4.2. Approches en éthique appliquée

4.2.1. Le conséquentialisme

Le conséquentialisme est un groupe de théories morales évaluant le caractère moralement juste des actions en fonction des conséquences escomptées de celles-ci pour les personnes directement concernées par ces actions, mais également plus largement pour la société. L'utilitarisme, dont Jeremy Bentham (1748–1832) et John Stuart Mill (1773-1836) ont donné la formulation classique, constitue la théorie conséquentialiste prédominante. Elle introduit le principe d'utilité, à savoir l'approbation ou la désapprobation d'une action sur la base de sa tendance à augmenter ou diminuer le bien-être des personnes affectées par cette action. En d'autres termes, l'utilitarisme préconise la maximisation du bien-être pour le plus grand nombre. La définition du bien-être, et donc des conséquences qui comptent pour l'évaluation de la moralité d'une action, varie selon les auteurs. Pour Bentham et Mill, cette notion doit être entendue comme plaisir et absence de souffrance. Plus récemment, divers utilitaristes ont argumenté que d'autres valeurs contribuent au bien-être. La maximisation de la satisfaction des préférences de tous est privilégiée dans la version prédominante de l'utilitarisme contemporain (Beauchamp and Childress, 2013; p. 354) (Sinnott-Armstrong, 2015) (Taylor, 2013) (Baertschi, 2013; p. 24).

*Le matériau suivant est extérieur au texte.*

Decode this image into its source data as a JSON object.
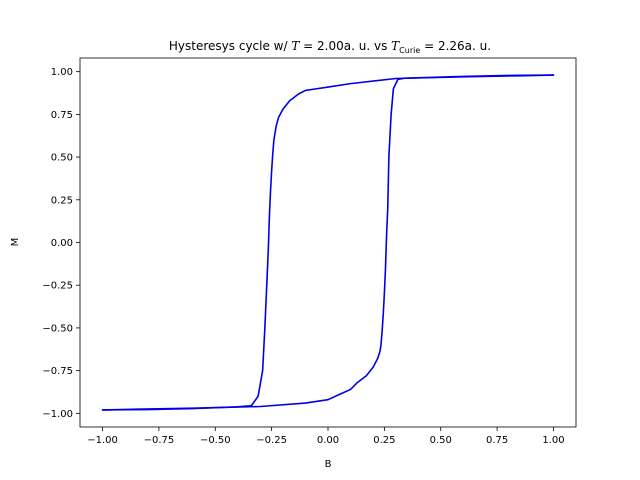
{
  "chart_data": {
    "type": "line",
    "title": {
      "prefix": "Hysteresys cycle w/ ",
      "t_symbol": "T",
      "t_value": " = 2.00a. u.",
      "middle": "  vs ",
      "curie_symbol": "T",
      "curie_sub": "Curie",
      "curie_value": " = 2.26a. u."
    },
    "xlabel": "B",
    "ylabel": "M",
    "xlim": [
      -1.1,
      1.1
    ],
    "ylim": [
      -1.08,
      1.08
    ],
    "xticks": [
      -1.0,
      -0.75,
      -0.5,
      -0.25,
      0.0,
      0.25,
      0.5,
      0.75,
      1.0
    ],
    "xtick_labels": [
      "−1.00",
      "−0.75",
      "−0.50",
      "−0.25",
      "0.00",
      "0.25",
      "0.50",
      "0.75",
      "1.00"
    ],
    "yticks": [
      -1.0,
      -0.75,
      -0.5,
      -0.25,
      0.0,
      0.25,
      0.5,
      0.75,
      1.0
    ],
    "ytick_labels": [
      "−1.00",
      "−0.75",
      "−0.50",
      "−0.25",
      "0.00",
      "0.25",
      "0.50",
      "0.75",
      "1.00"
    ],
    "grid": false,
    "line_color": "#0000e6",
    "series": [
      {
        "x": [
          -1.0,
          -0.8,
          -0.6,
          -0.4,
          -0.34,
          -0.31,
          -0.29,
          -0.28,
          -0.27,
          -0.265,
          -0.26,
          -0.255,
          -0.25,
          -0.245,
          -0.24,
          -0.235,
          -0.23,
          -0.22,
          -0.2,
          -0.17,
          -0.13,
          -0.1,
          -0.05,
          0.0,
          0.1,
          0.3,
          0.6,
          0.85,
          1.0
        ],
        "y": [
          -0.98,
          -0.978,
          -0.972,
          -0.962,
          -0.955,
          -0.9,
          -0.75,
          -0.5,
          -0.2,
          -0.05,
          0.15,
          0.3,
          0.42,
          0.52,
          0.6,
          0.64,
          0.68,
          0.73,
          0.78,
          0.83,
          0.87,
          0.89,
          0.9,
          0.91,
          0.93,
          0.96,
          0.97,
          0.976,
          0.98
        ]
      },
      {
        "x": [
          1.0,
          0.8,
          0.6,
          0.34,
          0.31,
          0.29,
          0.28,
          0.27,
          0.265,
          0.26,
          0.255,
          0.25,
          0.245,
          0.24,
          0.235,
          0.23,
          0.22,
          0.2,
          0.17,
          0.13,
          0.1,
          0.05,
          0.0,
          -0.1,
          -0.3,
          -0.6,
          -0.85,
          -1.0
        ],
        "y": [
          0.98,
          0.978,
          0.972,
          0.962,
          0.955,
          0.9,
          0.75,
          0.5,
          0.2,
          0.05,
          -0.15,
          -0.3,
          -0.42,
          -0.52,
          -0.6,
          -0.64,
          -0.68,
          -0.73,
          -0.78,
          -0.82,
          -0.86,
          -0.89,
          -0.92,
          -0.94,
          -0.96,
          -0.97,
          -0.976,
          -0.98
        ]
      }
    ]
  }
}
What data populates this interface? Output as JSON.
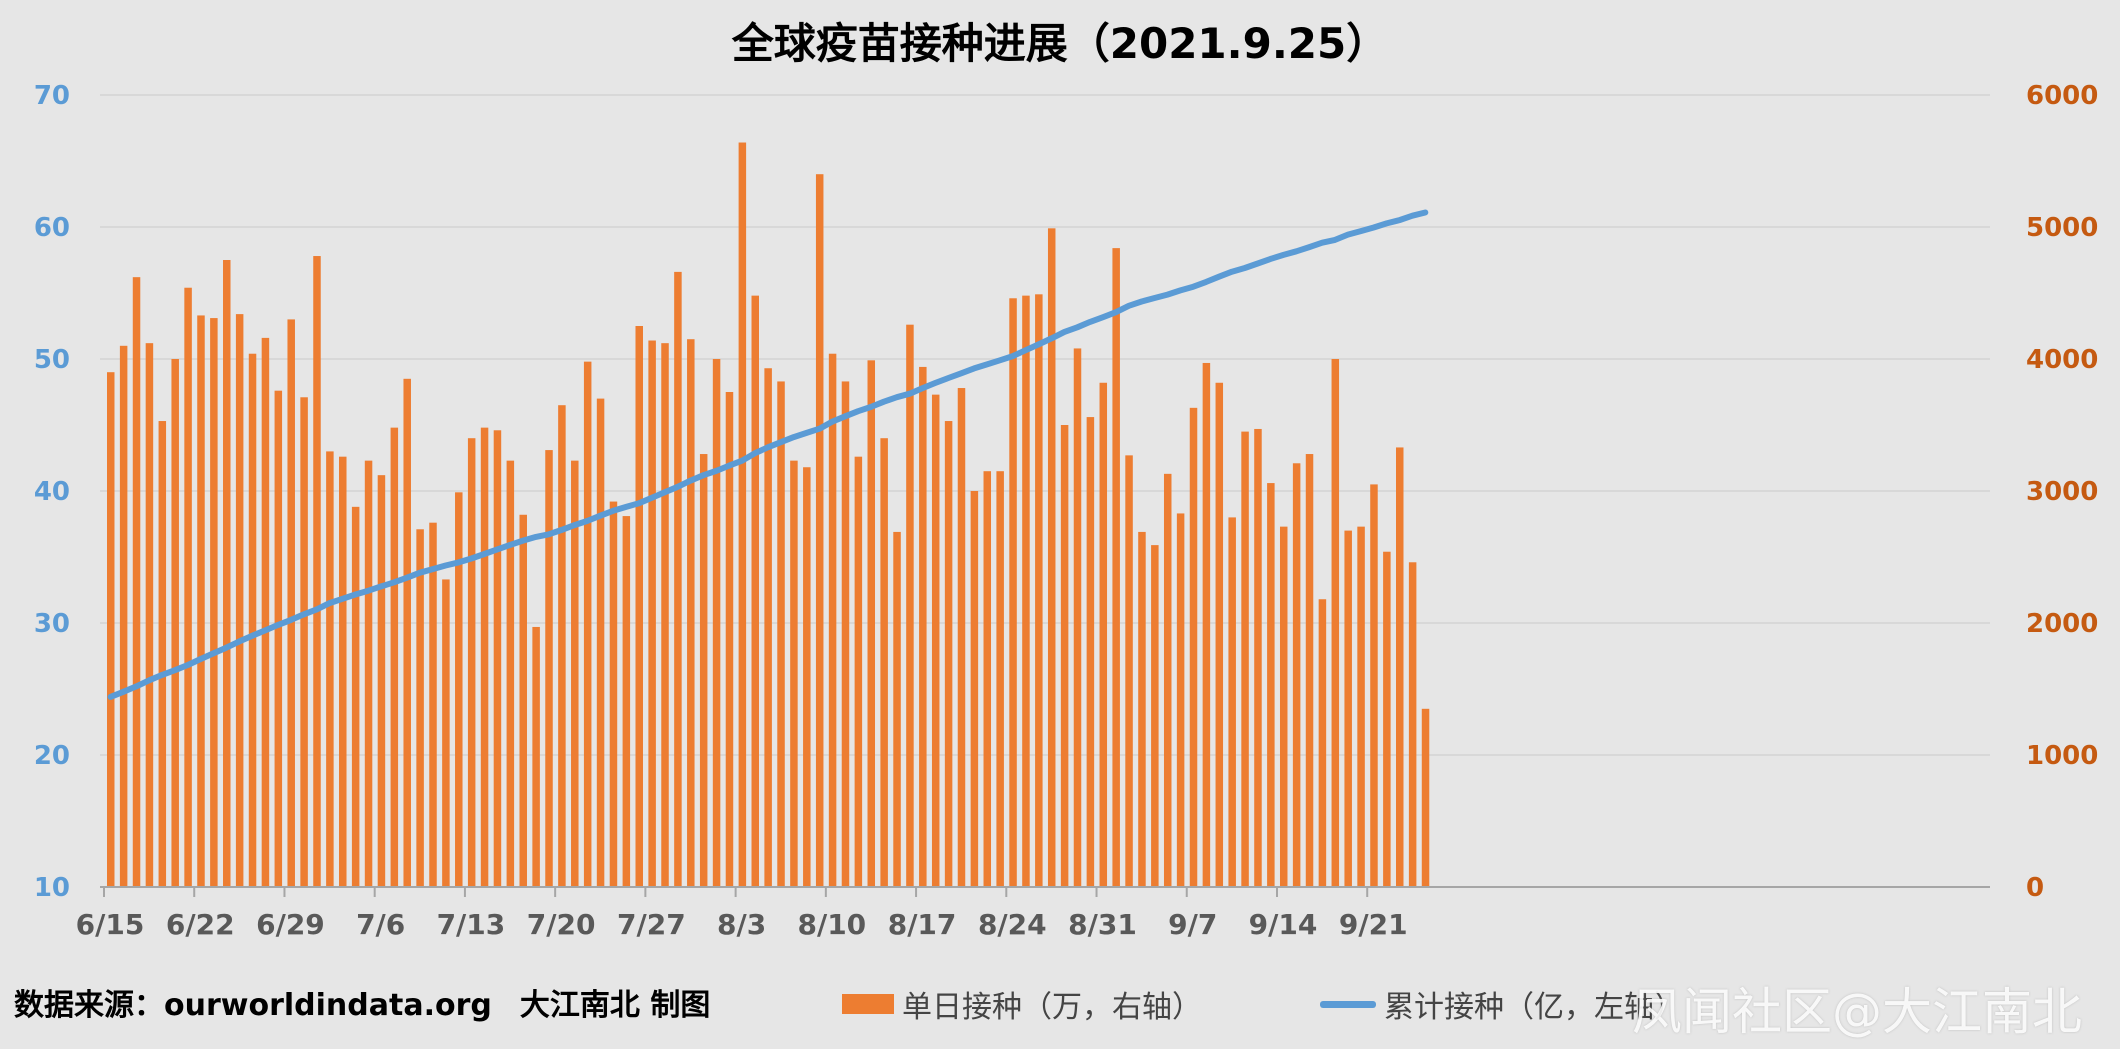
{
  "colors": {
    "bar": "#ed7d31",
    "line": "#5b9bd5",
    "grid": "#d4d4d4",
    "axis": "#a6a6a6",
    "left_tick": "#5b9bd5",
    "right_tick": "#c55a11"
  },
  "footer": {
    "source": "数据来源：ourworldindata.org",
    "maker": "大江南北 制图"
  },
  "watermark": "凤闻社区@大江南北",
  "chart_data": {
    "type": "bar+line",
    "title": "全球疫苗接种进展（2021.9.25）",
    "x_tick_labels": [
      "6/15",
      "6/22",
      "6/29",
      "7/6",
      "7/13",
      "7/20",
      "7/27",
      "8/3",
      "8/10",
      "8/17",
      "8/24",
      "8/31",
      "9/7",
      "9/14",
      "9/21"
    ],
    "left_axis": {
      "ylim": [
        10,
        70
      ],
      "ticks": [
        10,
        20,
        30,
        40,
        50,
        60,
        70
      ]
    },
    "right_axis": {
      "ylim": [
        0,
        6000
      ],
      "ticks": [
        0,
        1000,
        2000,
        3000,
        4000,
        5000,
        6000
      ]
    },
    "series": [
      {
        "name": "单日接种（万，右轴）",
        "type": "bar",
        "axis": "right",
        "start_date": "2021-06-15",
        "values": [
          3900,
          4100,
          4620,
          4120,
          3530,
          4000,
          4540,
          4330,
          4310,
          4750,
          4340,
          4040,
          4160,
          3760,
          4300,
          3710,
          4780,
          3300,
          3260,
          2880,
          3230,
          3120,
          3480,
          3850,
          2710,
          2760,
          2330,
          2990,
          3400,
          3480,
          3460,
          3230,
          2820,
          1970,
          3310,
          3650,
          3230,
          3980,
          3700,
          2920,
          2810,
          4250,
          4140,
          4120,
          4660,
          4150,
          3280,
          4000,
          3750,
          5640,
          4480,
          3930,
          3830,
          3230,
          3180,
          5400,
          4040,
          3830,
          3260,
          3990,
          3400,
          2690,
          4260,
          3940,
          3730,
          3530,
          3780,
          3000,
          3150,
          3150,
          4460,
          4480,
          4490,
          4990,
          3500,
          4080,
          3560,
          3820,
          4840,
          3270,
          2690,
          2590,
          3130,
          2830,
          3630,
          3970,
          3820,
          2800,
          3450,
          3470,
          3060,
          2730,
          3210,
          3280,
          2180,
          4000,
          2700,
          2730,
          3050,
          2540,
          3330,
          2460,
          1350
        ]
      },
      {
        "name": "累计接种（亿，左轴）",
        "type": "line",
        "axis": "left",
        "start_date": "2021-06-15",
        "start": 24.4,
        "end": 61.1
      }
    ],
    "legend_position": "bottom",
    "grid": true
  }
}
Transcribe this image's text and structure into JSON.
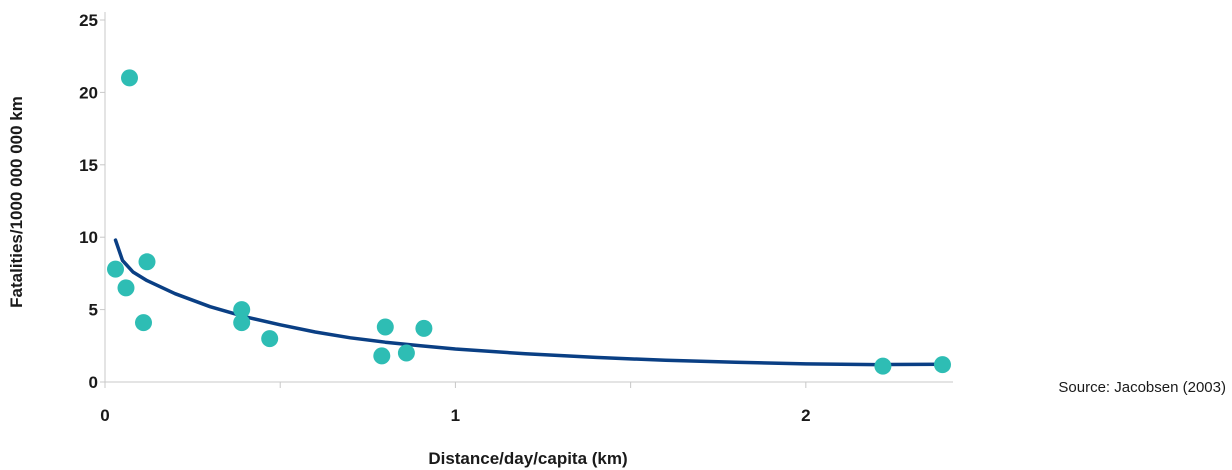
{
  "chart_data": {
    "type": "scatter",
    "xlabel": "Distance/day/capita (km)",
    "ylabel": "Fatalities/1000 000 000 km",
    "xlim": [
      0,
      2.42
    ],
    "ylim": [
      0,
      25
    ],
    "x_ticks": [
      0,
      1,
      2
    ],
    "x_tick_labels": [
      "0",
      "1",
      "2"
    ],
    "x_minor_ticks": [
      0.5,
      1.5
    ],
    "y_ticks": [
      0,
      5,
      10,
      15,
      20,
      25
    ],
    "y_tick_labels": [
      "0",
      "5",
      "10",
      "15",
      "20",
      "25"
    ],
    "grid": false,
    "source": "Source: Jacobsen (2003)",
    "colors": {
      "points": "#2ebdb4",
      "curve": "#0a3f84",
      "axis": "#c8c8c8",
      "text": "#1a1a1a"
    },
    "series": [
      {
        "type": "scatter",
        "points": [
          {
            "x": 0.03,
            "y": 7.8
          },
          {
            "x": 0.06,
            "y": 6.5
          },
          {
            "x": 0.07,
            "y": 21.0
          },
          {
            "x": 0.11,
            "y": 4.1
          },
          {
            "x": 0.12,
            "y": 8.3
          },
          {
            "x": 0.39,
            "y": 5.0
          },
          {
            "x": 0.39,
            "y": 4.1
          },
          {
            "x": 0.47,
            "y": 3.0
          },
          {
            "x": 0.79,
            "y": 1.8
          },
          {
            "x": 0.8,
            "y": 3.8
          },
          {
            "x": 0.86,
            "y": 2.0
          },
          {
            "x": 0.91,
            "y": 3.7
          },
          {
            "x": 2.22,
            "y": 1.1
          },
          {
            "x": 2.39,
            "y": 1.2
          }
        ]
      },
      {
        "type": "line",
        "points": [
          {
            "x": 0.03,
            "y": 9.8
          },
          {
            "x": 0.05,
            "y": 8.4
          },
          {
            "x": 0.08,
            "y": 7.6
          },
          {
            "x": 0.12,
            "y": 7.0
          },
          {
            "x": 0.2,
            "y": 6.1
          },
          {
            "x": 0.3,
            "y": 5.2
          },
          {
            "x": 0.4,
            "y": 4.5
          },
          {
            "x": 0.5,
            "y": 3.95
          },
          {
            "x": 0.6,
            "y": 3.45
          },
          {
            "x": 0.7,
            "y": 3.05
          },
          {
            "x": 0.8,
            "y": 2.75
          },
          {
            "x": 0.9,
            "y": 2.5
          },
          {
            "x": 1.0,
            "y": 2.28
          },
          {
            "x": 1.2,
            "y": 1.95
          },
          {
            "x": 1.4,
            "y": 1.7
          },
          {
            "x": 1.6,
            "y": 1.5
          },
          {
            "x": 1.8,
            "y": 1.36
          },
          {
            "x": 2.0,
            "y": 1.25
          },
          {
            "x": 2.2,
            "y": 1.2
          },
          {
            "x": 2.4,
            "y": 1.22
          }
        ]
      }
    ]
  }
}
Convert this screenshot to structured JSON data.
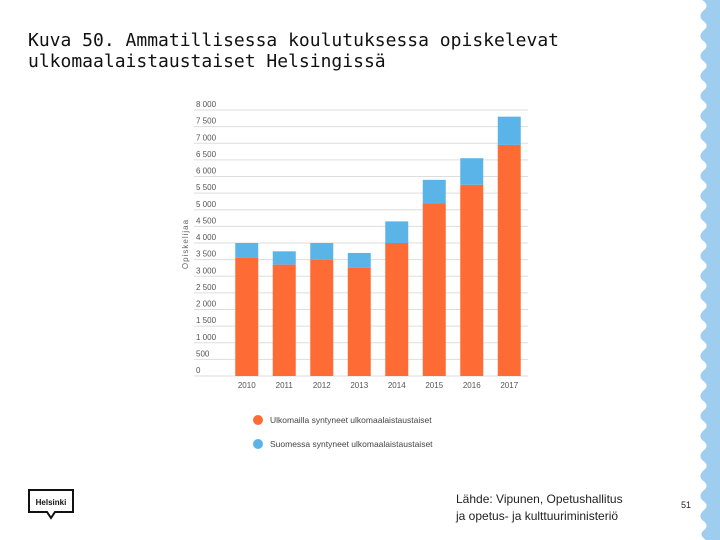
{
  "slide": {
    "title": "Kuva 50. Ammatillisessa koulutuksessa opiskelevat\nulkomaalaistaustaiset Helsingissä",
    "source": "Lähde: Vipunen, Opetushallitus\nja opetus- ja kulttuuriministeriö",
    "page_number": "51",
    "logo_text": "Helsinki"
  },
  "colors": {
    "foreign_born": "#ff6b35",
    "finland_born": "#5bb4e8",
    "edge": "#9fcdef",
    "grid": "#dddddd"
  },
  "chart_data": {
    "type": "bar",
    "stacked": true,
    "title": "",
    "xlabel": "",
    "ylabel": "Opiskelijaa",
    "categories": [
      "2010",
      "2011",
      "2012",
      "2013",
      "2014",
      "2015",
      "2016",
      "2017"
    ],
    "series": [
      {
        "name": "Ulkomailla syntyneet ulkomaalaistaustaiset",
        "color": "#ff6b35",
        "values": [
          3550,
          3350,
          3500,
          3250,
          4000,
          5200,
          5750,
          6950
        ]
      },
      {
        "name": "Suomessa syntyneet ulkomaalaistaustaiset",
        "color": "#5bb4e8",
        "values": [
          450,
          400,
          500,
          450,
          650,
          700,
          800,
          850
        ]
      }
    ],
    "ylim": [
      0,
      8000
    ],
    "yticks": [
      0,
      500,
      1000,
      1500,
      2000,
      2500,
      3000,
      3500,
      4000,
      4500,
      5000,
      5500,
      6000,
      6500,
      7000,
      7500,
      8000
    ],
    "ytick_labels": [
      "0",
      "500",
      "1 000",
      "1 500",
      "2 000",
      "2 500",
      "3 000",
      "3 500",
      "4 000",
      "4 500",
      "5 000",
      "5 500",
      "6 000",
      "6 500",
      "7 000",
      "7 500",
      "8 000"
    ],
    "grid": true,
    "legend": "bottom"
  }
}
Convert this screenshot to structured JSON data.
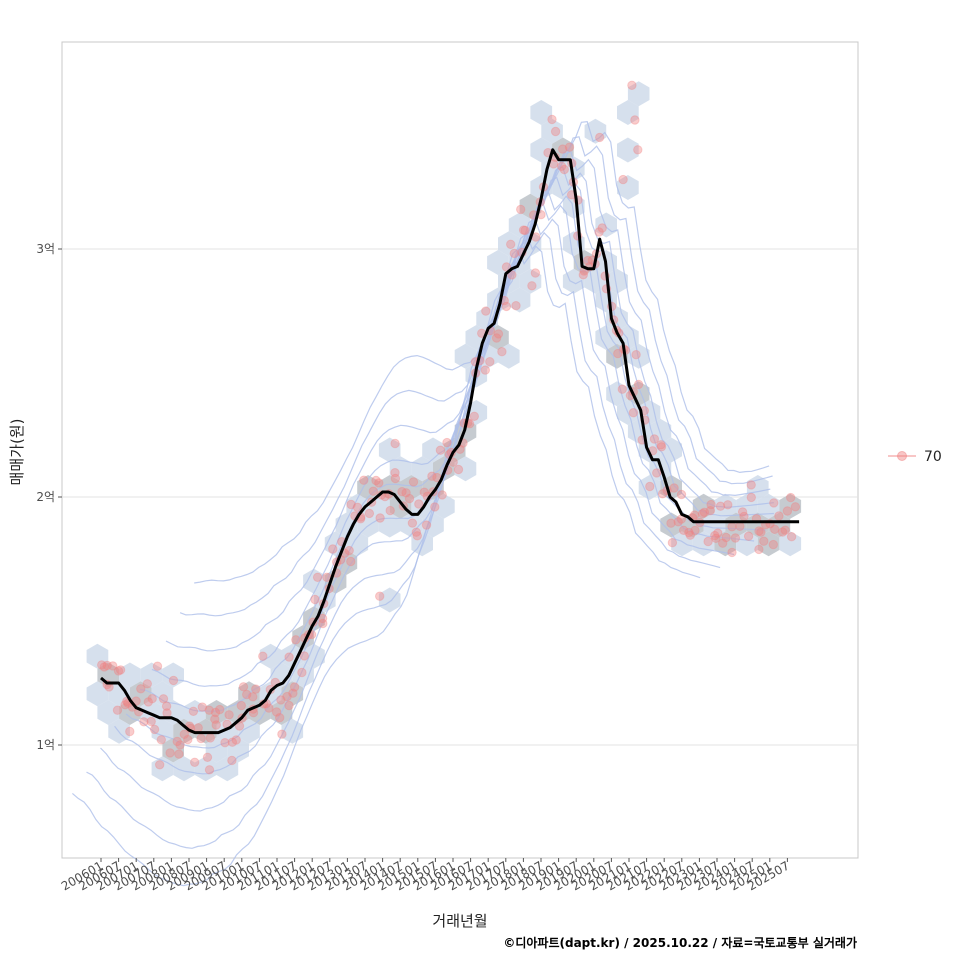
{
  "chart_data": {
    "type": "scatter",
    "title": "",
    "xlabel": "거래년월",
    "ylabel": "매매가(원)",
    "caption": "©디아파트(dapt.kr) / 2025.10.22 / 자료=국토교통부 실거래가",
    "x_ticks": [
      "200601",
      "200607",
      "200701",
      "200707",
      "200801",
      "200807",
      "200901",
      "200907",
      "201001",
      "201007",
      "201101",
      "201107",
      "201201",
      "201207",
      "201301",
      "201307",
      "201401",
      "201407",
      "201501",
      "201507",
      "201601",
      "201607",
      "201701",
      "201707",
      "201801",
      "201807",
      "201901",
      "201907",
      "202001",
      "202007",
      "202101",
      "202107",
      "202201",
      "202207",
      "202301",
      "202307",
      "202401",
      "202407",
      "202501",
      "202507"
    ],
    "y_ticks": [
      {
        "label": "1억",
        "value": 1.0
      },
      {
        "label": "2억",
        "value": 2.0
      },
      {
        "label": "3억",
        "value": 3.0
      }
    ],
    "y_unit": "억원",
    "ylim": [
      0.55,
      3.85
    ],
    "x_range_months": [
      -3,
      237
    ],
    "grid": "horizontal",
    "legend": {
      "position": "right",
      "entries": [
        {
          "label": "70",
          "color": "#f08080"
        }
      ]
    },
    "colors": {
      "points": "#f08080",
      "trend": "#000000",
      "contour": "#aebfea",
      "hex": "#bcc2c8",
      "hex_light": "#cfdaea"
    },
    "trend_line": {
      "x": [
        0,
        2,
        4,
        6,
        8,
        10,
        12,
        14,
        16,
        18,
        20,
        22,
        24,
        26,
        28,
        30,
        32,
        34,
        36,
        38,
        40,
        42,
        44,
        46,
        48,
        50,
        52,
        54,
        56,
        58,
        60,
        62,
        64,
        66,
        68,
        70,
        72,
        74,
        76,
        78,
        80,
        82,
        84,
        86,
        88,
        90,
        92,
        94,
        96,
        98,
        100,
        102,
        104,
        106,
        108,
        110,
        112,
        114,
        116,
        118,
        120,
        122,
        124,
        126,
        128,
        130,
        132,
        134,
        136,
        138,
        140,
        142,
        144,
        146,
        148,
        150,
        152,
        154,
        156,
        158,
        160,
        162,
        164,
        166,
        168,
        170,
        172,
        174,
        176,
        178,
        180,
        182,
        184,
        186,
        188,
        190,
        192,
        194,
        196,
        198,
        200,
        202,
        204,
        206,
        208,
        210,
        212,
        214,
        216,
        218,
        220,
        222,
        224,
        226,
        228,
        230,
        232,
        234,
        236
      ],
      "y": [
        1.27,
        1.25,
        1.25,
        1.25,
        1.22,
        1.18,
        1.15,
        1.14,
        1.13,
        1.12,
        1.11,
        1.11,
        1.11,
        1.1,
        1.08,
        1.06,
        1.05,
        1.05,
        1.05,
        1.05,
        1.05,
        1.06,
        1.07,
        1.09,
        1.11,
        1.14,
        1.15,
        1.16,
        1.18,
        1.22,
        1.24,
        1.25,
        1.28,
        1.33,
        1.38,
        1.43,
        1.48,
        1.52,
        1.58,
        1.65,
        1.72,
        1.78,
        1.84,
        1.89,
        1.93,
        1.96,
        1.98,
        2.0,
        2.02,
        2.02,
        2.01,
        1.98,
        1.95,
        1.93,
        1.93,
        1.96,
        2.0,
        2.03,
        2.07,
        2.13,
        2.18,
        2.21,
        2.27,
        2.38,
        2.52,
        2.62,
        2.68,
        2.7,
        2.78,
        2.9,
        2.92,
        2.93,
        2.98,
        3.03,
        3.1,
        3.2,
        3.32,
        3.4,
        3.36,
        3.36,
        3.36,
        3.2,
        2.93,
        2.92,
        2.92,
        3.04,
        2.95,
        2.72,
        2.66,
        2.62,
        2.45,
        2.4,
        2.35,
        2.2,
        2.15,
        2.15,
        2.08,
        2.0,
        1.98,
        1.93,
        1.92,
        1.9,
        1.9,
        1.9,
        1.9,
        1.9,
        1.9,
        1.9,
        1.9,
        1.9,
        1.9,
        1.9,
        1.9,
        1.9,
        1.9,
        1.9,
        1.9,
        1.9,
        1.9
      ]
    },
    "trend_end_month": 238
  }
}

Le calcul utilitariste ne tient compte ni des motivations de l'agent (générosité, intérêt), ni de la nature intrinsèque de l'action. Il s'effectue de manière impartiale, le bien-être et les souffrances de chaque individu doué de sensibilité, animaux y compris, ayant le même poids (Baertschi, 2013; p. 24). Il est important de souligner que ce calcul n'est pas requis avant d'agir, l'utilitarisme représentant un critère d'évaluation du caractère moral des actions et non une procédure de décision (Sinnott-Armstrong, 2015).

Pour les utilitaristes de l'acte, les circonstances particulières dans lesquelles une action donnée est accomplie sont seules prises en considération dans l'évaluation de ses conséquences. Il s'agit donc d'analyser la moralité d'une action singulière dans un contexte précis. Pour les utilitaristes de la règle, au contraire, sont calculées les conséquences globales résultant de l’adoption d’une règle générale (Beauchamp and Childress, 2013; p. 357) (Taylor, 2013).

L'utilitarisme de la règle et parfois de l'acte, comme nous le verrons plus loin, est un apport important à la bioéthique. Son principe d'utilité s'avère particulièrement adéquat lorsqu'il s'agit de mettre en place des politiques de santé publique. En outre, l'examen des conséquences d'un acte, de même que la maximisation des bénéfices et la minimisation des

35 risques, font intrinsèquement partie des principes de bienfaisance et de non-malfaisance de Beauchamp et Childress. Cependant, cette théorie présente deux limitations importantes.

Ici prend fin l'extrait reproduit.